Bash Prompt Command Duration

My current bash prompt is fairly useful, it tells me on which machine it's running (useful for situations where I'm ssh'ed out to different places or running in one of multiple text-based VMs), it tells me which under which user I'm currently running, and it indicates where I am in the directory structure. If I happen to be located in a git repository it'll also tell me which branch is currently checked-out, and whether or not my working directory is clean.

A couple years back I added a timestamp: every time bash prints out my prompt, it prints out the date and time it did so. I found that I would write code using one or more terminals and I'd have another terminal for "make check". Since the testing could take a while I would often go off and do other things while waiting for it to complete. Sometimes I would go off for so long that, upon returning, I couldn't remember whether or not the tests were run after my most recent code changes! Comparing the time stamps on the various terminals (or on the code files) would quickly remind me whether or not the tests were run.

In recent years I've also taken to using "pushd" and "popd" quite a bit. In a strange way, pushing into other directories has sort of become a rather crude "todo list" in my workflow. I'll be working on task A, but then realize something else needs to be done. I'll "pushd" somewhere else to do task B and, if I remember to "popd", be brought back to task A. Trying to remember how many levels deep I was became difficult, so I added a "dirs:" count to my bash command line to keep track of how many times I had "pushd".

Since the pushd count proved so useful, I also added something similar to keep track of how many background tasks a given terminal had spawned; a "jobs:" count.

Recently I've come to realize that there's another piece of information I'd like my bash prompt to keep track of for me: what was the duration of the last command I just ran?

Often I'll do a "du -sh <dir>" on some directory to see where all my disk space is being eaten up. Often I can guess which directories contain few bytes and which contain a lot. But sometimes an innocuous looking directory will surprise me and "du" will take a long time. When it does finish my first question is invariably: how long did _that_ take?! Also I tend to do a lot of builds, and I'm always curious to know how long a build took. For commands that produce little output, figuring out the duration is easy: I just look at the current prompt's timestamp and compare it to the last prompt's timestamp. But for any command which produces lots of "scroll off the end of the scroll-back buffer" output I lose the ability to figure out if a command ended shortly after I gave up waiting and went to bed, or whether it finished just before I got up in the morning.
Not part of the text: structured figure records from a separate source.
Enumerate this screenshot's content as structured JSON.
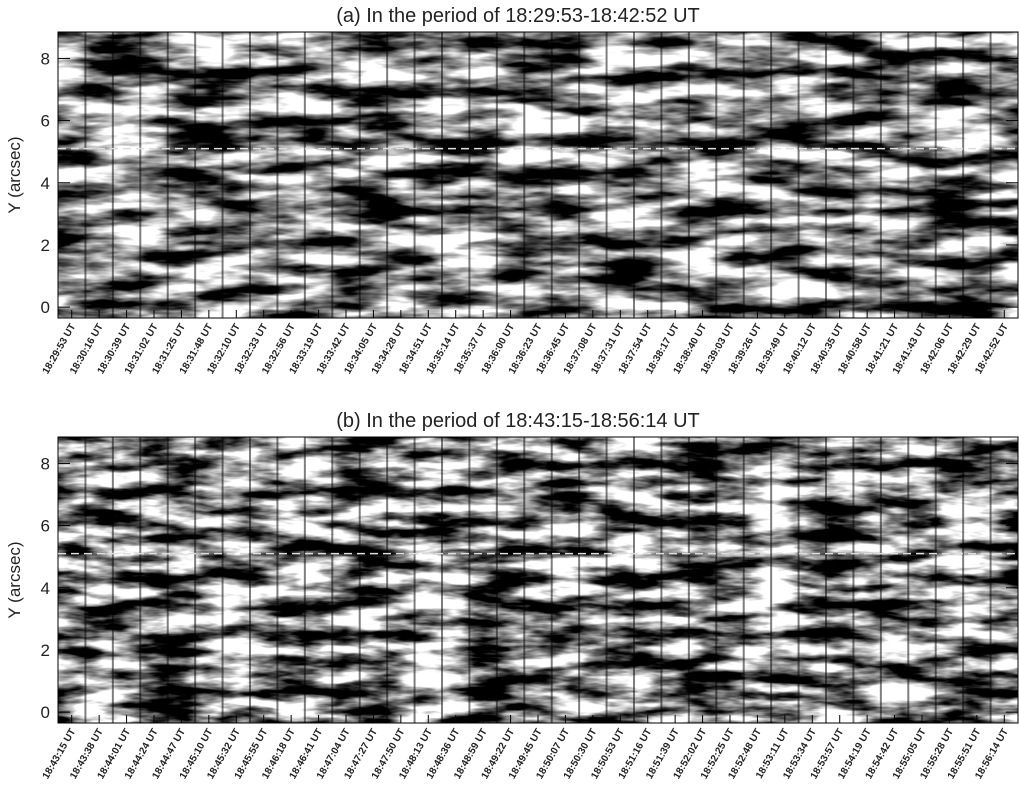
{
  "chart_data": [
    {
      "type": "image",
      "title": "(a) In the period of 18:29:53-18:42:52 UT",
      "ylabel": "Y (arcsec)",
      "ylim": [
        -0.35,
        8.85
      ],
      "yticks": [
        0,
        2,
        4,
        6,
        8
      ],
      "reference_line": 5.1,
      "categories": [
        "18:29:53 UT",
        "18:30:16 UT",
        "18:30:39 UT",
        "18:31:02 UT",
        "18:31:25 UT",
        "18:31:48 UT",
        "18:32:10 UT",
        "18:32:33 UT",
        "18:32:56 UT",
        "18:33:19 UT",
        "18:33:42 UT",
        "18:34:05 UT",
        "18:34:28 UT",
        "18:34:51 UT",
        "18:35:14 UT",
        "18:35:37 UT",
        "18:36:00 UT",
        "18:36:23 UT",
        "18:36:45 UT",
        "18:37:08 UT",
        "18:37:31 UT",
        "18:37:54 UT",
        "18:38:17 UT",
        "18:38:40 UT",
        "18:39:03 UT",
        "18:39:26 UT",
        "18:39:49 UT",
        "18:40:12 UT",
        "18:40:35 UT",
        "18:40:58 UT",
        "18:41:21 UT",
        "18:41:43 UT",
        "18:42:06 UT",
        "18:42:29 UT",
        "18:42:52 UT"
      ]
    },
    {
      "type": "image",
      "title": "(b) In the period of 18:43:15-18:56:14 UT",
      "ylabel": "Y (arcsec)",
      "ylim": [
        -0.35,
        8.85
      ],
      "yticks": [
        0,
        2,
        4,
        6,
        8
      ],
      "reference_line": 5.1,
      "categories": [
        "18:43:15 UT",
        "18:43:38 UT",
        "18:44:01 UT",
        "18:44:24 UT",
        "18:44:47 UT",
        "18:45:10 UT",
        "18:45:32 UT",
        "18:45:55 UT",
        "18:46:18 UT",
        "18:46:41 UT",
        "18:47:04 UT",
        "18:47:27 UT",
        "18:47:50 UT",
        "18:48:13 UT",
        "18:48:36 UT",
        "18:48:59 UT",
        "18:49:22 UT",
        "18:49:45 UT",
        "18:50:07 UT",
        "18:50:30 UT",
        "18:50:53 UT",
        "18:51:16 UT",
        "18:51:39 UT",
        "18:52:02 UT",
        "18:52:25 UT",
        "18:52:48 UT",
        "18:53:11 UT",
        "18:53:34 UT",
        "18:53:57 UT",
        "18:54:19 UT",
        "18:54:42 UT",
        "18:55:05 UT",
        "18:55:28 UT",
        "18:55:51 UT",
        "18:56:14 UT"
      ]
    }
  ]
}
Therefore I recently tweaked my bash command-line prompt, yet again, to give me the duration of the last command that was run.

There are two "tricks" that were necessary to get this working successfully. The first is the "SECONDS" environment variable bash provides. If you haven't undefined it, or otherwise used it for your own purposes, bash provides an environment variable called "SECONDS" which, when read, gives you the number of seconds since a given bash instance was started. The second trick is using bash's "trap" functionality with the "DEBUG" signal. When using trap: "if a sigspec is DEBUG, the command arg is executed before every simple command".

Keeping track of the duration of any command is a simple matter of storing the current SECONDS at the start of the command, then comparing that value to the current SECONDS at the end of the command. We know when any new command is about to start thanks to the DEBUG trap, and we know when the command is done thanks to bash printing a new PS1 prompt.

You can find all the gory details here:
https://github.com/twoerner/myconfig/blob/master/bashrc

Final tweaks include not printing a duration if it is zero, and printing the duration in hh:mm:ss format if it is longer than 59 seconds.